Can you elaborate on why you chose to go with SSPL license? I want to open source a project and have been thinking between SSPL and AGPL. I am held back by OSI stating that the SSPL is does not comply with its Open Source Definition because it discriminates against specific fields of endeavor, describing it as a "fauxpen" source license.

danfarrelly · on June 20, 2023

Good question. This was a hard question for us last year and we chose SSPL for the time being as a early stage startup to offer some protection. AGPL allows anyone to deploy your system and re-sell it, but SSPL requires the person to open source their additions that they make for their platform, which benefits the project itself.

*Caveat*: This is super nuanced and hotly debated, so this is high level and no perfect answer here.

Mid term, we plan to move from SSPL to a more open license in the future as we further develop our open source project.

devty · on June 21, 2023

Curious to know about your background (:wink:)!

What led you guys to work on this problem? What inspired you guys?

mirzap · on June 20, 2023

Looks interesting and promising. Is it Open Source? Can it be self-hosted?

tonyhb · on June 20, 2023

The executor, queue, state, drivers, etc. are all on Github (https://github.com/inngest/inngest).

Over the last year we've been iterating on the internals a lot to build things like:

- Concurrency (shared nothing, auto-scalable)

- Batching (have one fn run with 100 events, vs 1:1 mapping)

- Prioritization

- Replay

- Parallelization

- Branch deploys

- Rate limiting

The changes have been heavy, and it would be really hard for self-hosted people to handle the migrations necessary for these. Now that this is slowing, self hosting is realistically something that's possible soon. We'd prefer to offer self hosting when it's easy and ready, vs something that's a burden to operate.

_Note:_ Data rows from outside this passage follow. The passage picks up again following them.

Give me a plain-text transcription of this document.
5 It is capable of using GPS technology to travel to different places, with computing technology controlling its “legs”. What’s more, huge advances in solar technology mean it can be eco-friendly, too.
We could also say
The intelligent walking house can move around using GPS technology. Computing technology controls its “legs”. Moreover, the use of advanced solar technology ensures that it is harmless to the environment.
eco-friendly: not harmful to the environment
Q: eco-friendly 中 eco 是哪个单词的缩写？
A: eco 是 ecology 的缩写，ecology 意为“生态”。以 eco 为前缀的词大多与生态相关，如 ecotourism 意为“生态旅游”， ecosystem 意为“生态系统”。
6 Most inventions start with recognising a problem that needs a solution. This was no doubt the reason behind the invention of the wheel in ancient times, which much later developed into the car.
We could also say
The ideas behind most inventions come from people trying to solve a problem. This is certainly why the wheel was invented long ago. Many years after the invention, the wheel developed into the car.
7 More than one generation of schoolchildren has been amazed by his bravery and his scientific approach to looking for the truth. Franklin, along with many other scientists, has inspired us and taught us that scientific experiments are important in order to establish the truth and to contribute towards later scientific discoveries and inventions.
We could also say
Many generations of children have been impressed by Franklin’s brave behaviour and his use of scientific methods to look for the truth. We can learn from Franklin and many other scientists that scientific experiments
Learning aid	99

dimitropoulos · on June 20, 2023

why only TypeScript?

I realize you can't please everyone at all times but I'd love to have a Rust or Zig SDK option. Go is a good start in that direction I guess..

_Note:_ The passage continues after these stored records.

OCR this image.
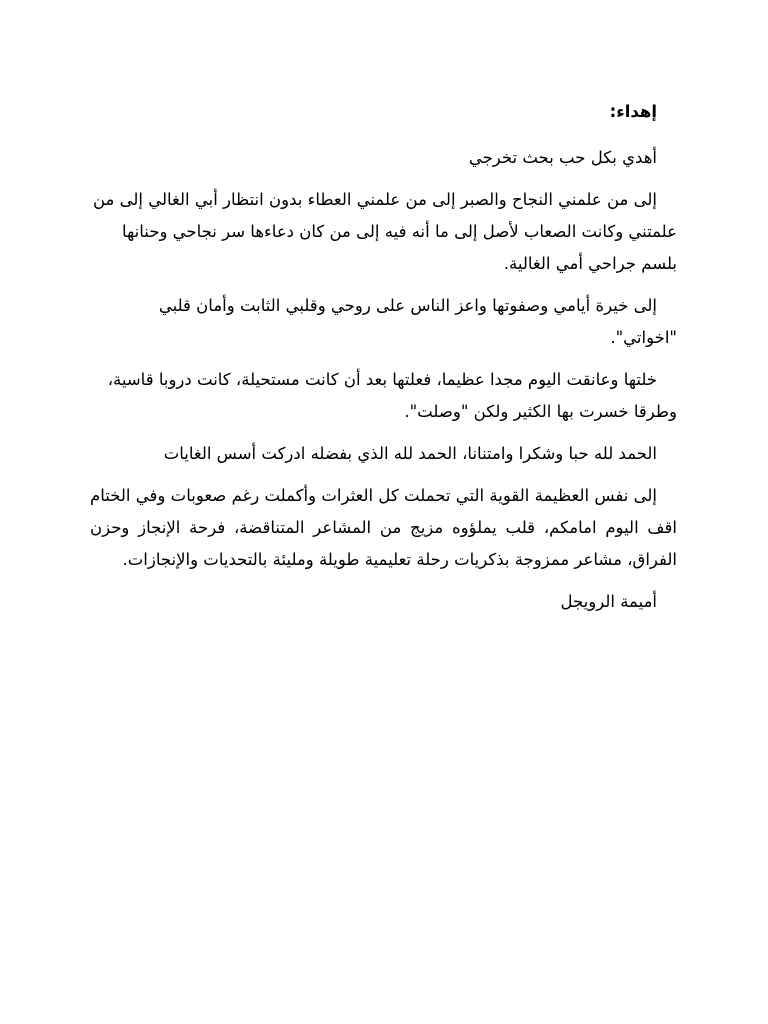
إهداء:

أهدي بكل حب بحث تخرجي

إلى من علمني النجاح والصبر إلى من علمني العطاء بدون انتظار أبي الغالي إلى من علمتني وكانت الصعاب لأصل إلى ما أنه فيه إلى من كان دعاءها سر نجاحي وحنانها بلسم جراحي أمي الغالية.

إلى خيرة أيامي وصفوتها واعز الناس على روحي وقلبي الثابت وأمان قلبي "اخواتي".

خلتها وعانقت اليوم مجدا عظيما، فعلتها بعد أن كانت مستحيلة، كانت دروبا قاسية، وطرقا خسرت بها الكثير ولكن "وصلت".

الحمد لله حبا وشكرا وامتنانا، الحمد لله الذي بفضله ادركت أسس الغايات

إلى نفس العظيمة القوية التي تحملت كل العثرات وأكملت رغم صعوبات وفي الختام اقف اليوم امامكم، قلب يملؤوه مزيج من المشاعر المتناقضة، فرحة الإنجاز وحزن الفراق، مشاعر ممزوجة بذكريات رحلة تعليمية طويلة ومليئة بالتحديات والإنجازات.

أميمة الرويجل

danfarrelly · on June 20, 2023

We started with TypeScript because it's not well supported with a current solution and none of them support serverless. We wanted to solve serverless first as it's made supporting long-running servers easy.

A lot of folks in the TS/JS community also don't often build distributed systems and it's easy to get wrong. So we think they're hungry for something like Inngest that they don't need to manage or spend weeks learning some complex system. Plus, TS gives us typing for all events/messages.

We already have a working Go SDK that we use internally and we have a test harness that will enable us to add other languages like Rust or Zig more easily. We even have a community member building a PoC for Elixir.

darwin67 · on June 20, 2023

no promises here but I'd love to look into Rust in the future. there're essentially no background job systems for Rust iirc.

imsh4yy · on June 20, 2023

Having an event-driven infrastructure is a big missing piece in the serverless world and I'm glad to see you guys stepping in and filling this gap!